Our selves: remembering and current
A month or so ago I read a fascinating article that basically explores whether it is our ability to live in the moment or to live in our memories that creates happiness. The article is here, and it’s well worth reading, but I’ll paraphrase a bit. The idea is based on understanding that we are not really one “self” but that we are made up of two selves, one flowing into the other. Our current self is feeding the remembering self as moments pass from experience into memory, and the remembering self is driving the current self as we structure and live our lives in pursuit of new memories worth holding onto.
The article goes on to point out that our sense of self is truly just that, a sense, and that “The person you imagine yourself is really just a narrative, a story. You tell this story to yourself and to others differently depending on the situation, and the story changes over time.” But what is really worth considering, is how we determine whether we are happy based on these stories. The author claims that it is only by satisfying both our current and remembering self that we find happiness that is not an illusion. If we lived our lives working to have enough money to create memories, as our remembering self would have us do, but we don’t spend enough time on those memorable experiences in proportion to our daily work, then are we sacrificing too much to get where we are going? One would think that “living in the moment” is the solution to finding happiness in our daily lives. But consider that as we look back over our story, we do not remember each daily experience as an individual memory, or even in enough detail to make it worth retaining in long term storage. The balance, then, is in creating memories on a regular basis that are enough outside of our normal experience, that we remember them in detail and as reconstructable as possible.

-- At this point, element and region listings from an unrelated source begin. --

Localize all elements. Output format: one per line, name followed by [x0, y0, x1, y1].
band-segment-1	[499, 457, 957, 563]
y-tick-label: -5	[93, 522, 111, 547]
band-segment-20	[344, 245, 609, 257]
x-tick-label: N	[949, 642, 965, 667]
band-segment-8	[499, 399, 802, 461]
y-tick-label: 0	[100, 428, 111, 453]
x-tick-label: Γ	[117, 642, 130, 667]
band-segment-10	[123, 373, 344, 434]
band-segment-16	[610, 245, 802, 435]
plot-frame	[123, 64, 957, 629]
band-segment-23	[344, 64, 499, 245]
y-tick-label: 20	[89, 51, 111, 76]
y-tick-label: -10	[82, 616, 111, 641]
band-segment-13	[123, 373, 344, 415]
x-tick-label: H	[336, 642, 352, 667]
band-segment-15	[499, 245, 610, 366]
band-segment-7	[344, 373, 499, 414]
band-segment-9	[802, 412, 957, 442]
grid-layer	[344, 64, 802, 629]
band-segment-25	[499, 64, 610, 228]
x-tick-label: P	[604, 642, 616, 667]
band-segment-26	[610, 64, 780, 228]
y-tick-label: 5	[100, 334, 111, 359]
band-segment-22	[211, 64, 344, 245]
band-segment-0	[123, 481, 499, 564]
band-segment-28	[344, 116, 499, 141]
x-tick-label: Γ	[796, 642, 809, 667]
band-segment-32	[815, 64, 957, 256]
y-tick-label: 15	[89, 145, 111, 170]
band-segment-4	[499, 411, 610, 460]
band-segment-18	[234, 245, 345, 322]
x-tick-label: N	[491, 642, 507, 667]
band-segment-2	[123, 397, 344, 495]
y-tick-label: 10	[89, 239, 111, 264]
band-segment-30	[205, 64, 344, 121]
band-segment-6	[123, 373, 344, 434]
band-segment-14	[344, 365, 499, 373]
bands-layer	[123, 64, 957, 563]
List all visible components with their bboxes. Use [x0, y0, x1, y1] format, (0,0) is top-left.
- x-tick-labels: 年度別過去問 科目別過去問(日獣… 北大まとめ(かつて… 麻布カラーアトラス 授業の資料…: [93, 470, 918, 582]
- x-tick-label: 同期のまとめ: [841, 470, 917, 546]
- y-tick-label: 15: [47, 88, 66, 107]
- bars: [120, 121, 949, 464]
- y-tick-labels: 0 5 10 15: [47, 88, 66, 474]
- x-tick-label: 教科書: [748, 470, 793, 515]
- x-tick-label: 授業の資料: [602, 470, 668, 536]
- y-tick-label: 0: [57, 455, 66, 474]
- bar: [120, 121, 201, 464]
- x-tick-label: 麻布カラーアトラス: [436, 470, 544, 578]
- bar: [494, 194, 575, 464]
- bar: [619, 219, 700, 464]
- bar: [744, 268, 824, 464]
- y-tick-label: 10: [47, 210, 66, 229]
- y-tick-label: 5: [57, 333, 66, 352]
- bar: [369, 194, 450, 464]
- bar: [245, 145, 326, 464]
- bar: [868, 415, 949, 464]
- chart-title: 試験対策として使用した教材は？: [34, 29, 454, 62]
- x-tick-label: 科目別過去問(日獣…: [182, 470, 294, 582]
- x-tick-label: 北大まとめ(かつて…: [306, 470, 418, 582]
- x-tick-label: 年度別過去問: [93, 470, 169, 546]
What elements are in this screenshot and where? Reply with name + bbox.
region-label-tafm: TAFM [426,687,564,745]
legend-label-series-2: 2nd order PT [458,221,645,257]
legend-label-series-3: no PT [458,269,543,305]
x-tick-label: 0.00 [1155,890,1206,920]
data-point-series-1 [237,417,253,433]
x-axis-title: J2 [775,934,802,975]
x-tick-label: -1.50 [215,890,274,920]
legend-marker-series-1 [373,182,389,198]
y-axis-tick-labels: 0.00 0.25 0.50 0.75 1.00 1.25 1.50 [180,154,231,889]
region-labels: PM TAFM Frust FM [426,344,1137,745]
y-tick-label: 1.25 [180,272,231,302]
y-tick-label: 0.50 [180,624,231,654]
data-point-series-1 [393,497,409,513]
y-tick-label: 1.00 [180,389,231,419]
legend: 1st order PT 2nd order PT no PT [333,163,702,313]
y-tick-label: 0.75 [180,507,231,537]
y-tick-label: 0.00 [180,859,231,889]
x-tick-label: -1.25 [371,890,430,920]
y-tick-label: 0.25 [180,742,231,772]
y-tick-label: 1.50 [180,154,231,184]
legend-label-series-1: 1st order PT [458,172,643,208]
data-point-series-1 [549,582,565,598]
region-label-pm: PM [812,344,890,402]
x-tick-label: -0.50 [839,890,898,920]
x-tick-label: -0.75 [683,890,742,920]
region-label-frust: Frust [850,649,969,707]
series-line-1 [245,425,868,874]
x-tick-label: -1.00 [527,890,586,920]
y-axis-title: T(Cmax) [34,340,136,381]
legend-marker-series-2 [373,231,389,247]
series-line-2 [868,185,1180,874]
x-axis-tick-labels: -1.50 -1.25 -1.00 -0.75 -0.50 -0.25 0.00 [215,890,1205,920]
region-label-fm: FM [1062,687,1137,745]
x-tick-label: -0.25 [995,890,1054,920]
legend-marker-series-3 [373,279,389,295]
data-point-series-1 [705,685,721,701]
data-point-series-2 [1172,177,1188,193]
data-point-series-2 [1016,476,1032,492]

The article sums it up well,
“If you live for the moment, for pure gratification, the moment is all you will ever have. You won’t be able to sit in a rocking chair and tell stories.
But, at the same time, if you think happiness comes at the end of a process, as some achievement or status or possession, you will be miserable both before and after the pursuit.”
And as I read this, I thought, hmm, how does this apply to a belief in life after death? Do we live our lives with the end in mind, or as though the journey itself was the goal? In evaluating my own choices, my mind quickly scanned my own “story” and I was surprised to find that my travels and unique experiences and my memories of family were the main players, while the negative counterparts were relegated to a supporting role. They were there, but they were hard to put on stage.
We hear repeatedly the phrase, “endure to the end”, and we assume that a life of trials will be rewarded with joy in the eternities. But what if we cannot find happiness without a life of memories worth remembering? I don’t think the memories themselves have to be “happy”, but does a life of suffering lend itself to true joy when this life no longer applies? Where does joy come from? It is commonly stated that the only things we take with us from this life are our relationships and the knowledge we acquire. But what of our memories? What will we really remember as the credits roll, and how much of it matters anyway?
What do you think? Do you identify with these two selves? Which self do your daily choices satisfy? Do you live in the moment, or do you live for your vacations? What is happiness to you? Is it dependent more on your beliefs about yourself, or on the actions that make up your life?
And if we really do get to watch a giant re-run in the sky of our lives, do you think we will remember EVERYthing we’ve ever done? How would this affect our eternal “self”?